Le cœur de leur système est désormais fait de leur consanguinité et de cet inceste permanent entre le monde de l’argent, des dirigeants politiques et des médias dominants. Ils ont attaqué la République sociale au marteau piqueur, étouffé la souveraineté populaire, bafoué la démocratie républicaine et décrédibilisé la parole et la signature de l’Etat. Qu’un ministre du budget puisse, avec aplomb, se prétendre celui qui empêche la fraude et l’évasion fiscale alors qu’il est le fraudeur en chef, affaisse l’Etat qu’il est censé représenter. Que ce même ministre impose à ses collègues de fermer des écoles, des hôpitaux, des centres culturels, des lignes SNCF au nom de la réduction des déficits publics, alors que le rapatriement des capitaux exportés permettrait d’équilibrer le budget, relève de haute trahison. L’impôt trop élevé ferait fuir les hyper-fortunes expliquent-ils alors qu’on attend d’eux des choix qui permettent aux pauvres de fuir la pauvreté qui les ronge. Rien de particulier à la France, puisque jamais les élites mondiales n’ont autant utilisé l’argument des dettes pour imposer l’austérité alors que l’équivalent de plus des deux tiers de la dette mondiale fructifie dans des paradis fiscaux.

En vérité, une contre-révolution néolibérale est à l’œuvre, depuis plusieurs décennies. Elle vise à réduire jusqu’à les détruire la souveraineté populaire, le pouvoir régalien de la politique sur la monnaie, les normes d’équilibre des comptes publics, comme le fait le dernier traité européen, tout en diminuant les impôts sur le capital, en financiarisant l’économie, au détriment de la production industrielle et agricole, de la culture et de l’éducation, dans le cadre d’une « concurrence libre et non faussée ». Ce système institutionnel, politique et économique qui lamine les droits humains, sociaux et démocratiques, suffoque de ses propres contradictions. Faute de s’y attaquer, le gouvernement va dans le mur en se détournant des idéaux du socialisme et de la gauche. La longue émission télévisée du Président de la République en était une manifestation éclatante. Le technicisme, les éléments de comptabilité, avec cette fameuse « boîte à outils », ont pris la place des idéaux du progressisme politique à la française et de la visée d’une transformation sociale, démocratique et écologique, pour notre pays et pour l’Europe.
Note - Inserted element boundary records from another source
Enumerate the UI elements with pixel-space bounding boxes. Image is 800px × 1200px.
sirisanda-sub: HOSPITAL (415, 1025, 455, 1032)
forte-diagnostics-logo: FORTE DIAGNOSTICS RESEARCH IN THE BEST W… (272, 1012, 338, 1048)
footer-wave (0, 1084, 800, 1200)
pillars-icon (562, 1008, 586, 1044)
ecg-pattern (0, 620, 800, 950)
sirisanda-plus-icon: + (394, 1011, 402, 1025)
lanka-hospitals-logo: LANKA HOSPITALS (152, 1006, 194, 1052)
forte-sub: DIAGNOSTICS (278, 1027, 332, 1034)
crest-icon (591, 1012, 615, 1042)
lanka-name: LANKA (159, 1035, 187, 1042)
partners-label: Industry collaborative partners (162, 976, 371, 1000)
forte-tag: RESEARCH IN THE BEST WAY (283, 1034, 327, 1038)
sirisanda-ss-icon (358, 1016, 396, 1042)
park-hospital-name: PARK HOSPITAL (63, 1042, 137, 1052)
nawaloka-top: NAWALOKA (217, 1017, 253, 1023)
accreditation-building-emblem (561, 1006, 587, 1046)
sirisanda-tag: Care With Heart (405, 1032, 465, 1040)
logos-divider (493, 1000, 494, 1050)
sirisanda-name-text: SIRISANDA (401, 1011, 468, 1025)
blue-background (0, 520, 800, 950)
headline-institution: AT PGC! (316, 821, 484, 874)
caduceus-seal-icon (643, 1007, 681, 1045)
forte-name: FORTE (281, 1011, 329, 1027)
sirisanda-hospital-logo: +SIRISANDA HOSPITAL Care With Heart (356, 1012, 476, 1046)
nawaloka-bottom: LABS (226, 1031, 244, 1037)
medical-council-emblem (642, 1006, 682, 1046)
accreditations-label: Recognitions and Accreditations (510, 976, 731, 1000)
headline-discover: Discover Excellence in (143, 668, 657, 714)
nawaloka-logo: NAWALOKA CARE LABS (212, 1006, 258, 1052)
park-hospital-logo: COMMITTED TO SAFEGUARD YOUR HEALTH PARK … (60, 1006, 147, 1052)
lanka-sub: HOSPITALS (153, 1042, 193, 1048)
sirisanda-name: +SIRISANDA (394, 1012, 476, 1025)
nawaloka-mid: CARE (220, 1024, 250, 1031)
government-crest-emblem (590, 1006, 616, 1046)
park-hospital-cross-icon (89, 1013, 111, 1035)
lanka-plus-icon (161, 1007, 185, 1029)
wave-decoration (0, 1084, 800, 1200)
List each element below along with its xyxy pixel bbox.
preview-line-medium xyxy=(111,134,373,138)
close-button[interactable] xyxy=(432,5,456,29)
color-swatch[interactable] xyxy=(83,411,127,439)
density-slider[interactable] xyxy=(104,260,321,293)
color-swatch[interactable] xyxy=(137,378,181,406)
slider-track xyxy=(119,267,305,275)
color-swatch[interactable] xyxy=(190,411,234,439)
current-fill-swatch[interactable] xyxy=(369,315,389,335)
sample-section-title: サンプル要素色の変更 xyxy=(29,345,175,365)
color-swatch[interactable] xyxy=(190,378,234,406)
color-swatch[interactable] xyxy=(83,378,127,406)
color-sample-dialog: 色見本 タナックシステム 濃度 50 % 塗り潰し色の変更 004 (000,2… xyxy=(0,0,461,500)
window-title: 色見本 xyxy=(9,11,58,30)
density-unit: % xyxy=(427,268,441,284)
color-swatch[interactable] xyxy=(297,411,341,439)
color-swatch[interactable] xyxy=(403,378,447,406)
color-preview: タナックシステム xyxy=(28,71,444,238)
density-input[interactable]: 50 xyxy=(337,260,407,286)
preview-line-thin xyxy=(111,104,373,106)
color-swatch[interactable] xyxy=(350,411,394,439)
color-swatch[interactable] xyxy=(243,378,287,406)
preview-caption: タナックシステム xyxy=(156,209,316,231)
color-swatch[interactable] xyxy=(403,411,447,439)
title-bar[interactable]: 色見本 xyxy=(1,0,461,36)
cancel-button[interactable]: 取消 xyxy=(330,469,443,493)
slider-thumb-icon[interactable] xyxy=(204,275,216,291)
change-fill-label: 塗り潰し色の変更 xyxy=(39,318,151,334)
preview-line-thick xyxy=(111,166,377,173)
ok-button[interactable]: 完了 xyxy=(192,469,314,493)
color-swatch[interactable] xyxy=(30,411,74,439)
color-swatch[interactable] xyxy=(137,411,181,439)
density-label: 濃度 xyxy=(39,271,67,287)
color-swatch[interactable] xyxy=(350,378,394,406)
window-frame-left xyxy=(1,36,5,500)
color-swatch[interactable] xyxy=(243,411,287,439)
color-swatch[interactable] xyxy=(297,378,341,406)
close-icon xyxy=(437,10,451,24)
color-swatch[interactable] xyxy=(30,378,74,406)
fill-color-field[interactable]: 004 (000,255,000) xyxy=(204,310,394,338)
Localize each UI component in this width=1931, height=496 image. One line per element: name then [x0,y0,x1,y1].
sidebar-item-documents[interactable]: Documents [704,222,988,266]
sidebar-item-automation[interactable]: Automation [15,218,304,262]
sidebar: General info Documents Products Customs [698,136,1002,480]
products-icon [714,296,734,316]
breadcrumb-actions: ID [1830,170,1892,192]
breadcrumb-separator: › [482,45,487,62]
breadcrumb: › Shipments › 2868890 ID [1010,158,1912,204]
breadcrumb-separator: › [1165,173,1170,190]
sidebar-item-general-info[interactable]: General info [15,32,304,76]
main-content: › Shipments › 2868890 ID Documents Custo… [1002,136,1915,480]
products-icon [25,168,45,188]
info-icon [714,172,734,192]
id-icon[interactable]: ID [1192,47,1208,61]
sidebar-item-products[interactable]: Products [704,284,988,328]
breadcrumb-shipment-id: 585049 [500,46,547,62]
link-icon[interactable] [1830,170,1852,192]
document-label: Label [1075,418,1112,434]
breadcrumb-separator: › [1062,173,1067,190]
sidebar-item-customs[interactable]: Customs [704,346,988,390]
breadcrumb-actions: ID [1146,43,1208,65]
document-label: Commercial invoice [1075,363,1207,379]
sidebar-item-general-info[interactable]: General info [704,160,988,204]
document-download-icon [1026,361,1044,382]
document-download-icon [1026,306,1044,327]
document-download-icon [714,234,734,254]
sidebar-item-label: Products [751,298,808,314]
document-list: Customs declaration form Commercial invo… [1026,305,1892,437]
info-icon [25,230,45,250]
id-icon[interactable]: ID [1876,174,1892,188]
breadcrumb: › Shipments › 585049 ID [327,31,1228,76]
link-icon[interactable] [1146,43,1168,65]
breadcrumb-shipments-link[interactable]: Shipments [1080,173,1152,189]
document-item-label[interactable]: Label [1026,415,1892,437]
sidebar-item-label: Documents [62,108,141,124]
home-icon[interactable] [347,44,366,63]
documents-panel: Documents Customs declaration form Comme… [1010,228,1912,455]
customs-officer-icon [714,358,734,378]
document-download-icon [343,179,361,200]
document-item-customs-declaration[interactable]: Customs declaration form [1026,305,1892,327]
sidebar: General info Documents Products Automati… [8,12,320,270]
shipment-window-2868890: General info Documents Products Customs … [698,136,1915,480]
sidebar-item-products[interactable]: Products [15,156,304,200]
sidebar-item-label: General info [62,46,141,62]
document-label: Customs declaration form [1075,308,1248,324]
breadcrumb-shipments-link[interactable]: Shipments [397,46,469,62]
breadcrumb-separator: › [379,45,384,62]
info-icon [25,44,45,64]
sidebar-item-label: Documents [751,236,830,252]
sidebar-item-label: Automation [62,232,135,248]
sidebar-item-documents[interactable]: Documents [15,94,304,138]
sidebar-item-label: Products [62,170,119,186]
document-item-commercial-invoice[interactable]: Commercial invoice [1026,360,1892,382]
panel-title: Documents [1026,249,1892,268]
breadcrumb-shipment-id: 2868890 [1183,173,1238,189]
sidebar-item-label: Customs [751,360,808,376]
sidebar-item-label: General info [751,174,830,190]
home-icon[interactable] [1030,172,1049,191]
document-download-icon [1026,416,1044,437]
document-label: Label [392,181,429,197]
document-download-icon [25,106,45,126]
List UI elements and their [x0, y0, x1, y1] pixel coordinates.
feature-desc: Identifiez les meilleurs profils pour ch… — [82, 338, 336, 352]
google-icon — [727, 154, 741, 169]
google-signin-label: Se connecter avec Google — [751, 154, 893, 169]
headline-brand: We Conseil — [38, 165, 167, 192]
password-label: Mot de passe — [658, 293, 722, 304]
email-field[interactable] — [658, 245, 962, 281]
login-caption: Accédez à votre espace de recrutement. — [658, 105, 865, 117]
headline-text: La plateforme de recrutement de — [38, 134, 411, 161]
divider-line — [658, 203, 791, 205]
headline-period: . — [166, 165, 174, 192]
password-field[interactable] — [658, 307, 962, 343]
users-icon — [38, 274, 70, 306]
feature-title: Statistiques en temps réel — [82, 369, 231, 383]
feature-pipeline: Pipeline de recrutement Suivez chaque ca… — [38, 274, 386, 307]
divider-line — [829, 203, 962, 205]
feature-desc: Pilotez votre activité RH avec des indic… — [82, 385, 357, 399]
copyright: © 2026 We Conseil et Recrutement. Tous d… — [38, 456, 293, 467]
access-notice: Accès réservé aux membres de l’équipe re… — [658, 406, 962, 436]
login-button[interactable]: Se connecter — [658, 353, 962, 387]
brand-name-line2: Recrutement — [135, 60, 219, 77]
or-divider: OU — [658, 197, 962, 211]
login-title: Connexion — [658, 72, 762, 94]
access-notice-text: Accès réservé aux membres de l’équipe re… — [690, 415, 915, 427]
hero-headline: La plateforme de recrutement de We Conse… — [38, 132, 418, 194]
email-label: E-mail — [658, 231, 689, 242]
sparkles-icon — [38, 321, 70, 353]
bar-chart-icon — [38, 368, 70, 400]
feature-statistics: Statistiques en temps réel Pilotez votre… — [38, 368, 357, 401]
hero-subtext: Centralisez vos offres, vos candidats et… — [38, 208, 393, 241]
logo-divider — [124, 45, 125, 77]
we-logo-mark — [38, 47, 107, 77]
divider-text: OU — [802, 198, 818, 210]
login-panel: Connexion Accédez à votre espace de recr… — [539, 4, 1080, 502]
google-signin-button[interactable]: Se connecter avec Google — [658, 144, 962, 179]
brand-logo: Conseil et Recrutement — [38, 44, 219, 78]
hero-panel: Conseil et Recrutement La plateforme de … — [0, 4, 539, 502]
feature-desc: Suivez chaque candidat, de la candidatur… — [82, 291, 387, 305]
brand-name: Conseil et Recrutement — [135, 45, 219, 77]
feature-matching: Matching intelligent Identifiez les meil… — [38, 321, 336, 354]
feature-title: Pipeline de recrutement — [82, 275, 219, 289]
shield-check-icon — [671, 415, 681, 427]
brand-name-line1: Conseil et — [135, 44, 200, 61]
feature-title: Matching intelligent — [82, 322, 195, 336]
Et ceux qui assimilent désormais à du populisme toute contestation, ne pourront cacher très longtemps leur volonté de maintenir leur système coûte que coûte, même sous perfusion.

L’heure est à l’invention par le peuple lui-même d’une nouvelle République, garante du progrès social, de la souveraineté populaire, de la démocratie participative et d’intervention, avec une implication citoyenne permanente ainsi que l’accès égalitaire de toutes et tous à des droits fondamentaux universels d’application obligatoire. Immense œuvre historique ! Certes. L’indispensable moralisation de la vie politique, la fin de la monarchie présidentielle, la revalorisation du rôle du Parlement, la proportionnelle à toutes les élections, la fin du cumul des mandats, va de pair avec une transformation profonde du rôle de l’Etat.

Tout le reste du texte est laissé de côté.